The vinyl windows for your new pole building are delivered and upon inspecting them you find small square holes on the exterior frames of them.
While the first thought may be, “Won’t those little holes let cold air in (or warm air out), the reality is these are the window’s weep holes. They are designed and placed to drain water out of the window frame, while preventing airflow into your new pole building.
As a college sophomore, at Bozeman’s Montana State University, I took Professor Denny Lee’s Physics class. Now Denny was quite the showman. On the first day of class – in a huge lecture hall filled with hundreds of eager students, he offered an A in the class to anyone who could explain how gravity works.
Hands popped up everywhere, answers and theories were flowing like hot air balloons in Albuquerque – and Denny shot them all down.
After we all gave up, Denny gave us the answer, “The Earth sucks”.
Well gravity (the Earth sucking) causes water to flow downhill. Most vinyl windows are manufactured from the same extrusion on all four sides (extrusion being the technical name for the lineal vinyl piece which is cut into sections and welded together to make the window frame.

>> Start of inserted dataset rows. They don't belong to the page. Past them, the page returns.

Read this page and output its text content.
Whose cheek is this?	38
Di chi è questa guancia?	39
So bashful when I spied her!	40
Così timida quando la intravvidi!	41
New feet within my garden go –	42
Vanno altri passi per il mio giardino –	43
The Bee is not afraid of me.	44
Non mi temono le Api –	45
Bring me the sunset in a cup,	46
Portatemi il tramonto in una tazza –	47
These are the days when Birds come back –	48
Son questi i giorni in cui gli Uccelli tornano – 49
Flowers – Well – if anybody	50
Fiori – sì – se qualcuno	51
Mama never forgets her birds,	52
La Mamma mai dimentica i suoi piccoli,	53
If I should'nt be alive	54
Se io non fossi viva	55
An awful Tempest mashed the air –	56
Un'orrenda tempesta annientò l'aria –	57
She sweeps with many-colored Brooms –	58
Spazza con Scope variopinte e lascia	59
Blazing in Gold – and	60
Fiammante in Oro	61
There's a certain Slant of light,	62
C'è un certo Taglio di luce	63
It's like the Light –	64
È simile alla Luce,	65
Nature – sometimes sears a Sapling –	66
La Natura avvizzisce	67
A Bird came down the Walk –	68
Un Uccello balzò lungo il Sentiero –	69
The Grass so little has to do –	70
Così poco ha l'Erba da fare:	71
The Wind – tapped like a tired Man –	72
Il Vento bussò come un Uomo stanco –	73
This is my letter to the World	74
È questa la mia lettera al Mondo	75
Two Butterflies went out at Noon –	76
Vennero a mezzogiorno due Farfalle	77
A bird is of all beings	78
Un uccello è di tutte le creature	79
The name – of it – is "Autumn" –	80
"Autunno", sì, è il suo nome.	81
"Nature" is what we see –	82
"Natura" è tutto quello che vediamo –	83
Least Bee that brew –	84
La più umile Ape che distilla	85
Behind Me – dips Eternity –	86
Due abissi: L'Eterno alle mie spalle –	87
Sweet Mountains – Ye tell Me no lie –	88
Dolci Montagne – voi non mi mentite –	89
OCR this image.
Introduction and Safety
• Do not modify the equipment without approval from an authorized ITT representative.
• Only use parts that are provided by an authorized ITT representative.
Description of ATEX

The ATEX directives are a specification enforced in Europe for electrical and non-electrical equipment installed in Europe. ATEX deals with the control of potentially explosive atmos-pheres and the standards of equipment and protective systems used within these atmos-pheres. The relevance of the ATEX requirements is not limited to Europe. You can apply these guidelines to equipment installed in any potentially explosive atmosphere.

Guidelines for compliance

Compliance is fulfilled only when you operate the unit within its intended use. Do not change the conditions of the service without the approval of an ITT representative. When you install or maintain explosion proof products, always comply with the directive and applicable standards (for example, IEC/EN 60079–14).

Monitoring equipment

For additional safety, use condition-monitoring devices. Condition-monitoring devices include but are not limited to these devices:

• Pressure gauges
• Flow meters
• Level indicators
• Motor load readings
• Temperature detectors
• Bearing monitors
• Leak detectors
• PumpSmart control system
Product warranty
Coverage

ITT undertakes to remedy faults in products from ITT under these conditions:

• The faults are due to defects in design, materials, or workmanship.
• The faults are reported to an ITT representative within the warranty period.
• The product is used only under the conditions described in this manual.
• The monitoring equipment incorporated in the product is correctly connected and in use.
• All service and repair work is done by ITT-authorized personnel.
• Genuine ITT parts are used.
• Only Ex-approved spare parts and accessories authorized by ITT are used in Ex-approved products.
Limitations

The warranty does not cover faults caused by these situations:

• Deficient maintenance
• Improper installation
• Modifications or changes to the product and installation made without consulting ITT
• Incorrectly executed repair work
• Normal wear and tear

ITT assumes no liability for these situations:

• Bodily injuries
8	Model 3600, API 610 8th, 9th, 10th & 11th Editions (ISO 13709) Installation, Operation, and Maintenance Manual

So how is it the windows need weep holes?
The sill is the exact same-shaped extrusion as the jambs, which means the window tracks which hold the sash when in the vertical position of the frame will collect and hold water when functioning as the sill in the bottom horizontal position of the frame. Weep holes allow this water to drain.
So, if there are holes to drain the water out, won’t they also allow wind to come in?
Vinyl window manufacturers have anticipated these concerns and have solved the problem in a variety of ways:
Little doors or flaps are inserted to cover the weep holes. They open outward when water is exiting the window and close to prevent wind pushing against them to get into the window.
The extrusions are filled with a network of compartments designed primarily to give added strength to the frame, but these chambers also act as baffles against the incoming air, preventing it from entering your pole building.
And last, but not least, the exterior weep holes which drain the water out of the window are not aligned with the interior weep holes; thus, they block direct air flow into the window.
Most horizontal sliding windows have weep holes, as do most single or double hung windows. Weep holes on sliding windows can be seen in the sill track. They are under both the sliding and operating sash, as well as the screen. Vinyl patio doors may have weep holes also; some are on both the top and bottom, but this is only so the door can be rotated during installation to reverse its operation.
Care is necessary to assure access to weep holes is kept clear. No caulking or exterior sidings should be allowed to cover the holes. The opening should always be kept clean.
Check regularly for dirt, dead bugs, leaves and pine needles which can block drainage. Remove debris promptly to prevent water from backing up into your pole building and causing damage.
Keeping vinyl window weep holes clean means never having to shed a tear about water or wind infiltrating through vinyl window frames.